当初の予定ではただオフで遊ぼうという話だったのだが、せっかくおなじVTuberで遊ぶのだし、今ここは事務所だと言うこともあるので、配信をしようかという流れに無理矢理持って行った。
まあ理由としては、私が久しぶりにちゃんと配信をしたくなったからだ。
先ほど公式配信をしたとは言え、公式配信と普段の配信では感覚が大分違うのだ。だからその感覚を味わいたい。
なんというか、リスナーとの距離が近いんだよ。
公式配信となると全員で一緒に進行していくわけだから、勝手にコメントを返したりすると進行が止まってしまって全体的にぐだぐだとした配信になってしまう。
ただ、こうした個人配信であったり少人数のコラボであればコメントに返信したって良いわけだ。
一種の公式配信振り返り配信のようなモノをしたいなっていう。
「カラオケ配信とかですか?」
「そうだね、それもいいんだけど……。あ、そういえば倉庫にあったかも……」
律ちゃんは普段の配信で主に歌を扱っている。カラオケ配信が非常に多いVTuberだ。ただ、カラオケ配信だけだと単調になってしまうので、ゲームもやっていたりする。配信頻度はSunLive.の中だと現状少なめだ。まだデビューしたてと言うこともあるが。
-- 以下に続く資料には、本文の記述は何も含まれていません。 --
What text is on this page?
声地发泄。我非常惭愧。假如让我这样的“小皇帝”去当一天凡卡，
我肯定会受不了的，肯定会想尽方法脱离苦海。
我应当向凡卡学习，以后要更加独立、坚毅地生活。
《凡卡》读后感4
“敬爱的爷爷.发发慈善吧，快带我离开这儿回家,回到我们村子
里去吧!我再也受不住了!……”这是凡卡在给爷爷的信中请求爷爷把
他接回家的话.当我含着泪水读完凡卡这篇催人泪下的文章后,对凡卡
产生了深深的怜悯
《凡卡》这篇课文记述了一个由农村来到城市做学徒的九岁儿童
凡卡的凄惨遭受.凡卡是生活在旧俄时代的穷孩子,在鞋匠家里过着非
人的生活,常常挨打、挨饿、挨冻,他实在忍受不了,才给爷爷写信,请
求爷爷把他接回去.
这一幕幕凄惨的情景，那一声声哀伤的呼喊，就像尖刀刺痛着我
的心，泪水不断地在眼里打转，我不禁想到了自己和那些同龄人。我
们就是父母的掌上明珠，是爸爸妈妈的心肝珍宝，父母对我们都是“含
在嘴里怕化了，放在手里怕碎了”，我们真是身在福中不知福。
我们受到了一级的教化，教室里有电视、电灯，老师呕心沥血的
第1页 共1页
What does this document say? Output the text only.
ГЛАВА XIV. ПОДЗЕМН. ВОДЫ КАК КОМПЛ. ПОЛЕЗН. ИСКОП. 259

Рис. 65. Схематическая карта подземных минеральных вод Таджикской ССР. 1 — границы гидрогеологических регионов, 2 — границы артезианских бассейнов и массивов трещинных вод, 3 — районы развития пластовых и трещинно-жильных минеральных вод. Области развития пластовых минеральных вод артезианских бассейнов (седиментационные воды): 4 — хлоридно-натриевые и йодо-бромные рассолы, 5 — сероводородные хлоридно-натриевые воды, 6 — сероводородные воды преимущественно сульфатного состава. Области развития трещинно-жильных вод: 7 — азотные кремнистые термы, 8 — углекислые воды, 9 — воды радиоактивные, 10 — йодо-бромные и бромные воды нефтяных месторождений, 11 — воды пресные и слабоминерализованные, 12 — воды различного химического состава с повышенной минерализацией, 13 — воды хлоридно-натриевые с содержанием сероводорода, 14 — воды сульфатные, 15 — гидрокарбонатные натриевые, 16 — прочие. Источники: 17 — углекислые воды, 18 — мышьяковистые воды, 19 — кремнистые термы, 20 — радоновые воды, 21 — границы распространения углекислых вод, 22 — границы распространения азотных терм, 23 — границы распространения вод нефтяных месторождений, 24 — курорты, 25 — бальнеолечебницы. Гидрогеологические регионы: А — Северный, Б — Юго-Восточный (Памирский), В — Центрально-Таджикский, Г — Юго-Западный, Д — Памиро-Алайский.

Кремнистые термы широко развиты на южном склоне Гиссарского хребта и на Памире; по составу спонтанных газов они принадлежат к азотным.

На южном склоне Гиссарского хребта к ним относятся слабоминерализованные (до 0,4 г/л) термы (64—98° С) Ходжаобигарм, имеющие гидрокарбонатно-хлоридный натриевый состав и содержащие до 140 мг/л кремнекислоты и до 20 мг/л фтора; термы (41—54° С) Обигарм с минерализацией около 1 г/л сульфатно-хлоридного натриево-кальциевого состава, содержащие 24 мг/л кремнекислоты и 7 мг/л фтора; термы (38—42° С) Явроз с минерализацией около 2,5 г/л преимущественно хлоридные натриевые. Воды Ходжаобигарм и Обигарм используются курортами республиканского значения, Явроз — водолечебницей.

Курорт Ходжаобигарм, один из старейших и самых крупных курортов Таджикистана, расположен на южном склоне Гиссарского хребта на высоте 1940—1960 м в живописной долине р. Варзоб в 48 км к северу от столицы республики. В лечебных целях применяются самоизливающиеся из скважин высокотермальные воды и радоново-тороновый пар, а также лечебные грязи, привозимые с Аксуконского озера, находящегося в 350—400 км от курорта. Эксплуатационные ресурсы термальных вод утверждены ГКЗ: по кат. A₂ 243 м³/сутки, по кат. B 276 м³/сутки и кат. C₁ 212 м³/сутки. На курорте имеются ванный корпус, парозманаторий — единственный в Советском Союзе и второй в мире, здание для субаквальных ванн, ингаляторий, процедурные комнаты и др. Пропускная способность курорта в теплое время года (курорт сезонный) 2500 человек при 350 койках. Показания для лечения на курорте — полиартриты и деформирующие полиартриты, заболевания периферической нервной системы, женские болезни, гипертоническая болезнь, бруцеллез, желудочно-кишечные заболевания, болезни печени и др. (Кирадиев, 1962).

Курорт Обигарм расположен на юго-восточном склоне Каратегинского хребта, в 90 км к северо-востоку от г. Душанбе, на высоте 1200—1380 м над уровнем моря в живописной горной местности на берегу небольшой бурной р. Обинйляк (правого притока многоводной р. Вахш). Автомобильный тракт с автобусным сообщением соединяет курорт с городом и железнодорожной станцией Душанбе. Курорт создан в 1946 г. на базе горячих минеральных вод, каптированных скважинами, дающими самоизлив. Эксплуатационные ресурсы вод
カラオケだと普段の律ちゃんの配信と内容がかぶってしまうと言うわけだ。
そんな私は事務所の倉庫にとあるモノを放置していたことを思い出した。そのため、それを取りに一度会議室をでる。
この前まで私と香織はここに住んでいたわけだ。引っ越しの時に荷物を減らすため、いくつかの私物を事務所の倉庫の中に置かせて貰っていた。
「えっと、どこだったかなぁ……」
先ほどの公式配信で使われたモノをしまうために、つい先ほどこの倉庫が一度整理されたみたいで、倉庫の中身は比較的整っていた。ホコリかぶっているというのもなく、普段から使われている部屋という感じだ。
そんな部屋の奥の方に、私が探していたモノを見つけた。それ以外の周辺機器はおそらくスタジオに置かれているのでそれだけを持って行く。
「ごめんお待たせ」
「汐ちゃん何を探してたの?」
「ああ、これこれ」
「えっと、ギターですか?」
「そうそう、エレキね」
引っ越しの時、何本かあるギターのうちの1つを誰でも使って良いよと言うことで事務所において行っていたのだ。
今まで私は4本のギターを買ってきた。私が2回目に買ったギターを置いていったのだ。
ケースを開けて中からギターを取り出す。
「レスポール、ですか?」
「本家じゃないけどね。私はこの形状が一番好みなんだよ。どうかな、私が弾いて律ちゃんが歌うって言うのは」
「いいですね! 楽しそう!」
私がやりたいと思ったのはカラオケ配信ではなく、2人バージョン弾き語りみたいな、そういうことをやりたかったんだよね。
今は時間的にも夜で、今からカラオケってなると配信内容としては少し重いかなと思った。
本当はアコギがあれば良かったのだが、エレキで音を調整すれば大丈夫なはずだ。
ローテンポで少し落ち着けるような配信をしたい。
「ちょ、ちょっとまって、私の仕事は?」
ある程度やる内容について固まってきたと思ったら、香織がそうぶっ込んできた。
そう、この場合香織のやることがないのだ。
「歌えば?」
「ハモリとかどうですか」
「いや、マラカスだな」
「ねぇ! ひどいひどい! ハモリやりますー」
「ハモれるの?」
「……マラカスで、っていいたいところだけど、完全に雰囲気をぶち壊す気しかしないから、曲の合間合間の進行役で……」
香織も決して歌が下手なわけではないが、律ちゃんと比べると多少劣る。ハモろうにもいきなしハモれるほどの才能は私と香織は保有していない。
かといってマラカスをやると曲の雰囲気を壊してしまう可能性がある。なので進行役にすることにしたのだ。